O julgamento dos acusados de tentativa de golpe de Estado, em curso no Supremo Tribunal Federal (STF), desperta questões complexas e preocupantes relacionadas à violação do art. 102 da Constituição, provocada pelos processos em andamento.
Ressalvadas as exceções, o nosso Poder Judiciário tem pouco apreço pela Lei Constitucional. Estamos na oitava, a única, por sinal, que não foi filha de golpe de Estado, ao contrário do que se deu com as de 1824, 1891, 1934, 1937, 1946, 1967 e 1969, abatidas por movimentos armados, ou contando com a cumplicidade das Forças Armadas.
A Constituição em vigor foi discutida e aprovada por deputados e senadores investidos de poder constituinte, por iniciativa do presidente José Sarney, o vice-presidente convertido em presidente pela morte do dr. Tancredo Neves. Ambos haviam sido eleitos indiretamente pelo Colégio Eleitoral previsto na Constituição de 1969 (EC nº 1 à Constituição de 1967), promulgada pelo triunvirato militar que tomou o poder com a doença e morte do presidente Costa e Silva.
Convertido em Constituinte, após dois anos de trabalho sob a presidência do Dr. Ulysses Guimarães o Poder Legislativo produziu colossal obra de ficção com o objetivo de remodelar o Brasil, alheia, contudo, à nossa cruel realidade.
Aqueles que já se deram ao trabalho de ler o texto da Lei Fundamental, certamente haverão de reconhecer que se trata de algo prolixo e ininteligível, de má qualidade técnica, sob constantes alterações, desafiador do talento de professores de Direito Constitucional, incapazes de infundirem nos alunos curiosidade, respeito e amor pela Lei das Leis.
Somente a fragilidade constitucional poderia explicar como os processos em curso no Supremo, contra vários acusados de articulação de golpe de Estado, passaram longe dos juízes federais de primeiro grau, competentes para julgarem crimes políticos (art. 109, IV), dos Tribunais Regionais Federais, do Superior Tribunal de Justiça, para desaguarem diretamente no Supremo Tribunal Federal, ignorando os limites traçados pelo artigo 102.
Leiam o referido dispositivo com atenção, e observarão que se trata de norma destinada a limitar a Suprema Corte a exercer, precipuamente (como diz o texto), a guarda da Constituição. Apenas em situações específicas, conforme reza o texto, cabe-lhe processar e julgar originariamente, como no caso da ação direta de inconstitucionalidade, e, nas infrações penais comuns consumadas, o Presidente da República, o Vice-Presidente, os membros do Congresso Nacional, seus próprios Ministros e o Procurador-Geral da República.

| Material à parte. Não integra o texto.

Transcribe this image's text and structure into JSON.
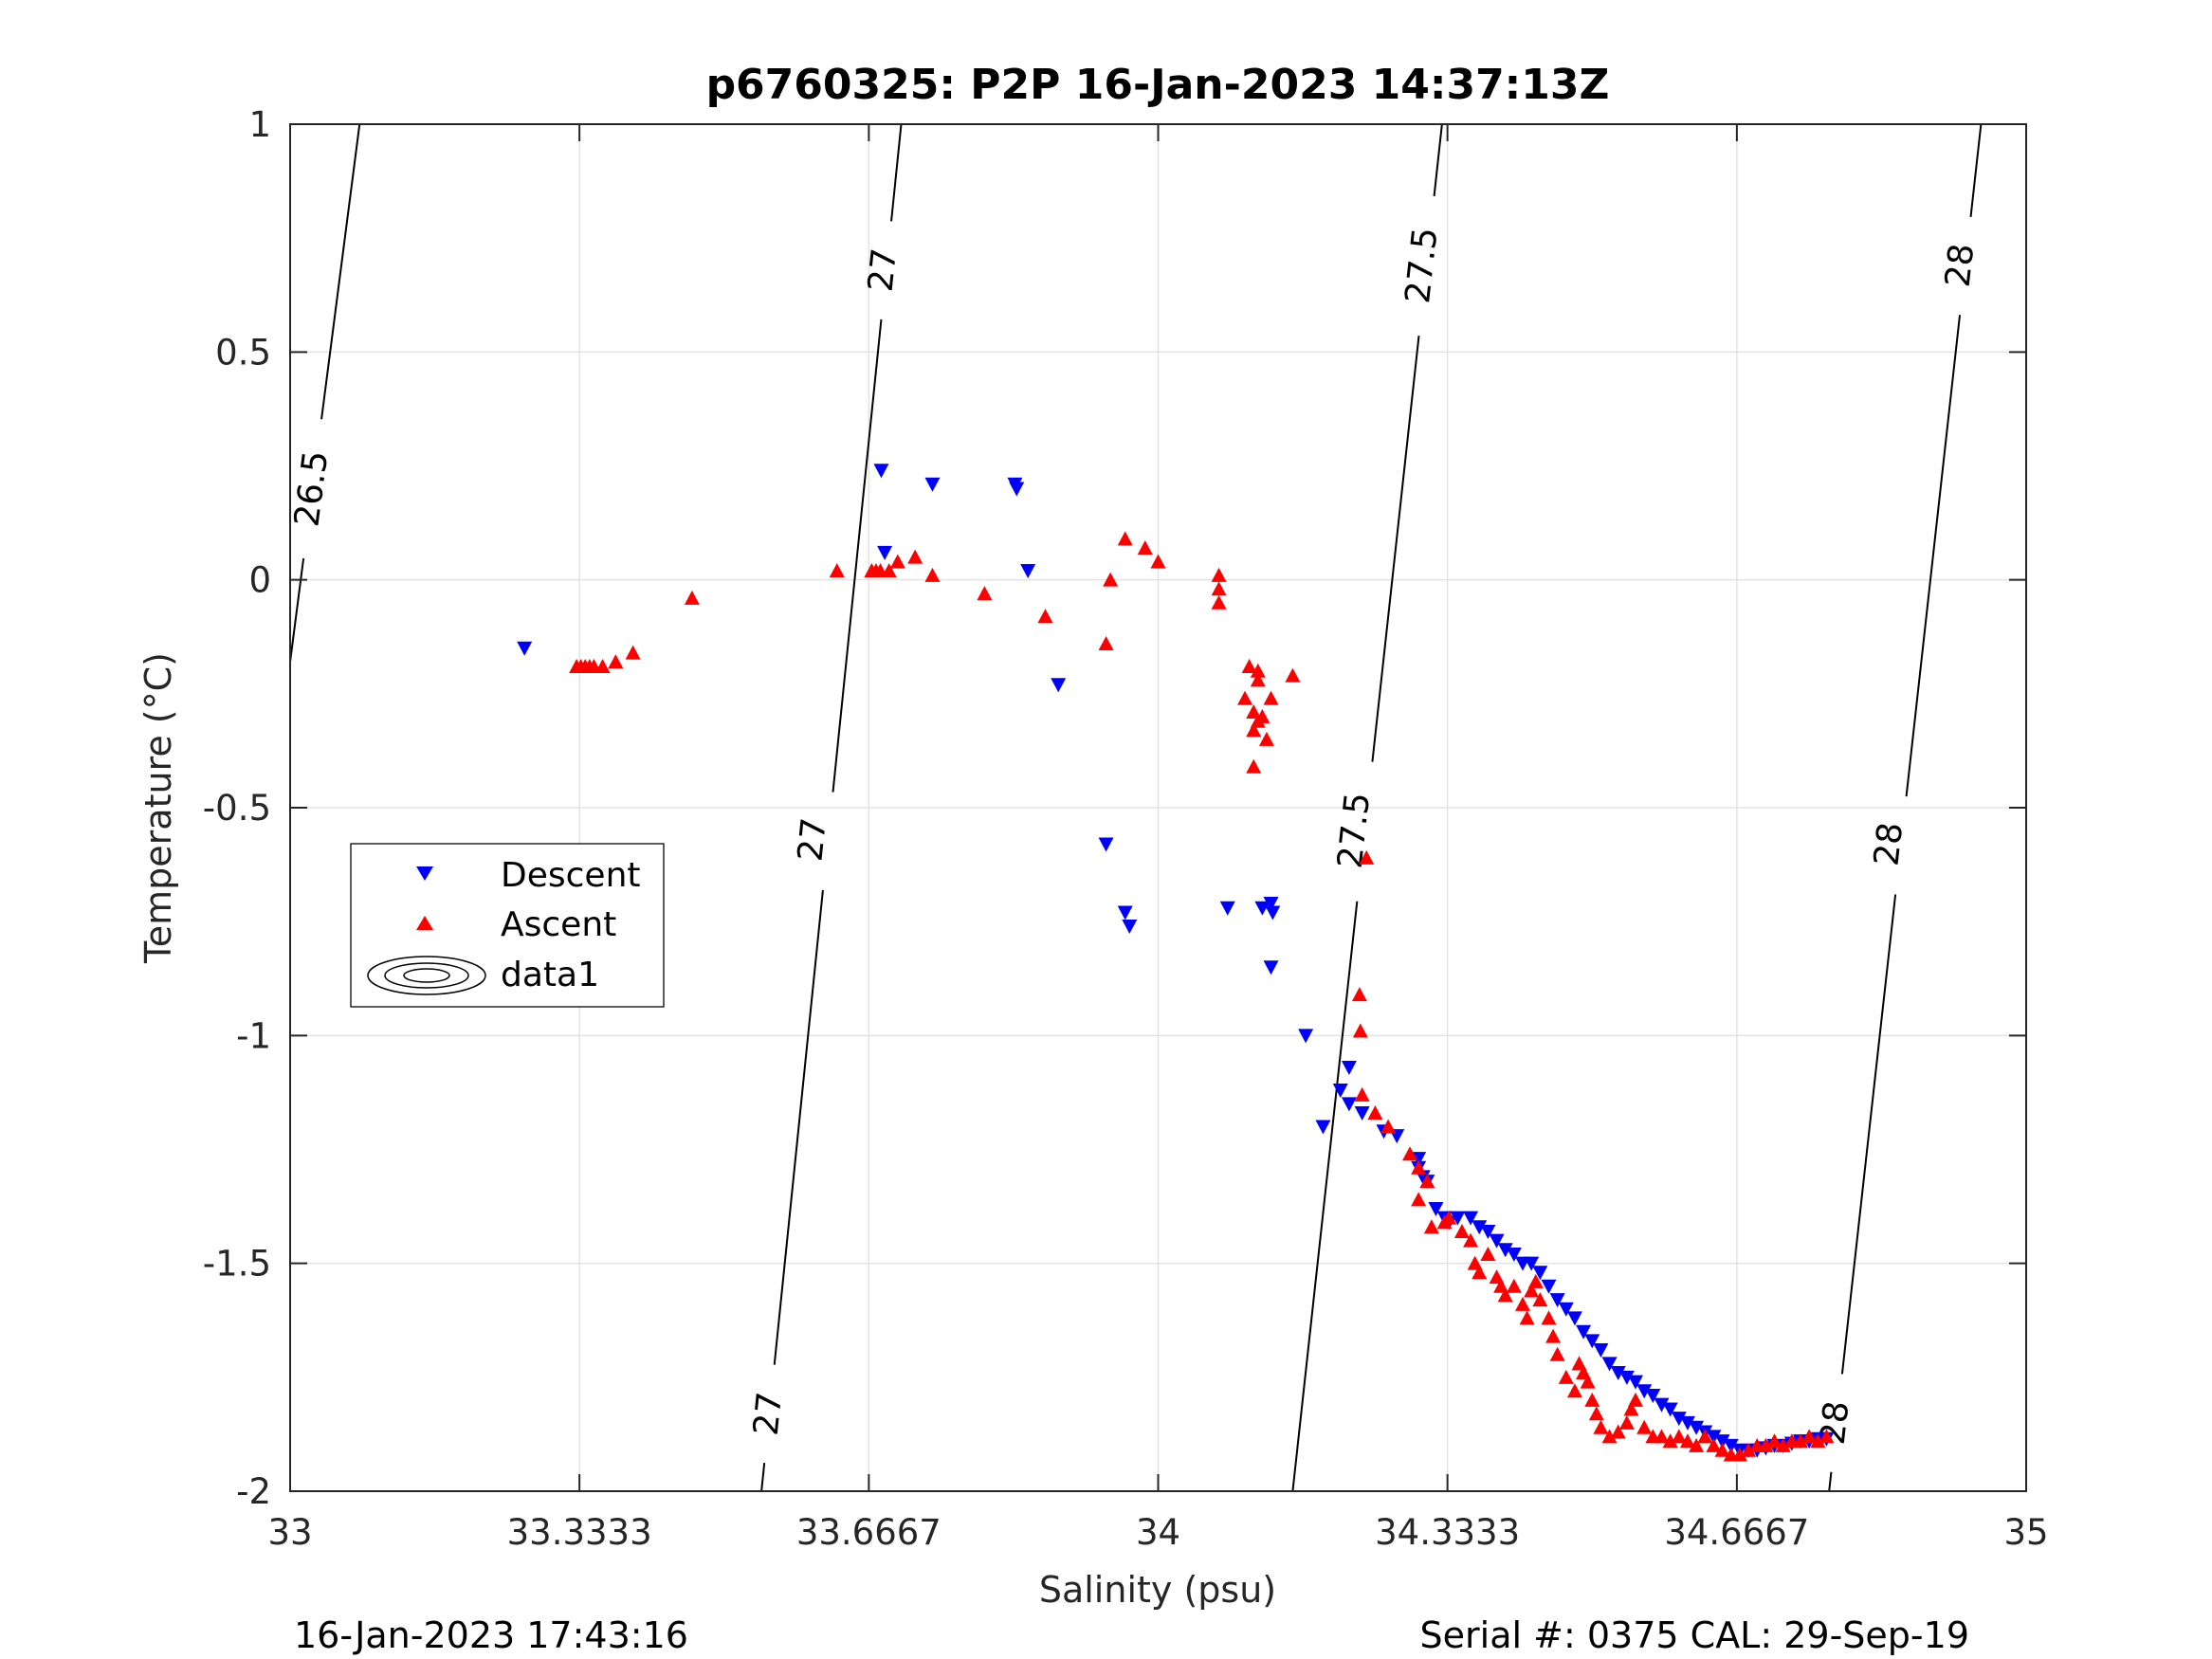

O julgamento de crime político também é atribuição do Supremo, mas em grau de recurso ordinário, conforme reza o mesmo art. 102, inciso II, letra b.
Encerrados os mandatos, o ex-presidente da República, o ex-vice-presidente, ex-ministros de Estado, voltam a ser cidadãos comuns, sem direito ao foro privilegiado,
Quem se deu ao trabalho de ouvir o libelo do Procurador Geral da República, e as sustentações orais dos advogados de defesa, deve ter chegado à melancólica conclusão de que todos os esforços eram inúteis. Ao embolar uma dezena de réus em um único processo, o Relator, Ministro Alexandre Moraes, tornou impossível a produção de defesas objetivas, claras e compreensíveis, mesmo para experientes advogados.
Escreveu o jurista Pablo Luca Verdu que “La prolixidade de una Constituición se paga al precio de la dificultad de su interpretación, la dificultad de sua interpretación con el fracaso de su aplicación” (Curso de Derecho Politico, Editorial Tecnos, Madrid, vol.II, pág. 440). O processo em curso no STF atesta o fracasso da aplicação do texto constitucional, quando mais necessário se mostrou. Fossem os acusados submetidos a juízes federais de primeiro grau nenhum prejuízo haveria, e o País não se encontraria ideologicamente dividido entre lulistas e bolsonaristas, tendo como epicentro da disputa o STF e o ministro Alexandre Moraes.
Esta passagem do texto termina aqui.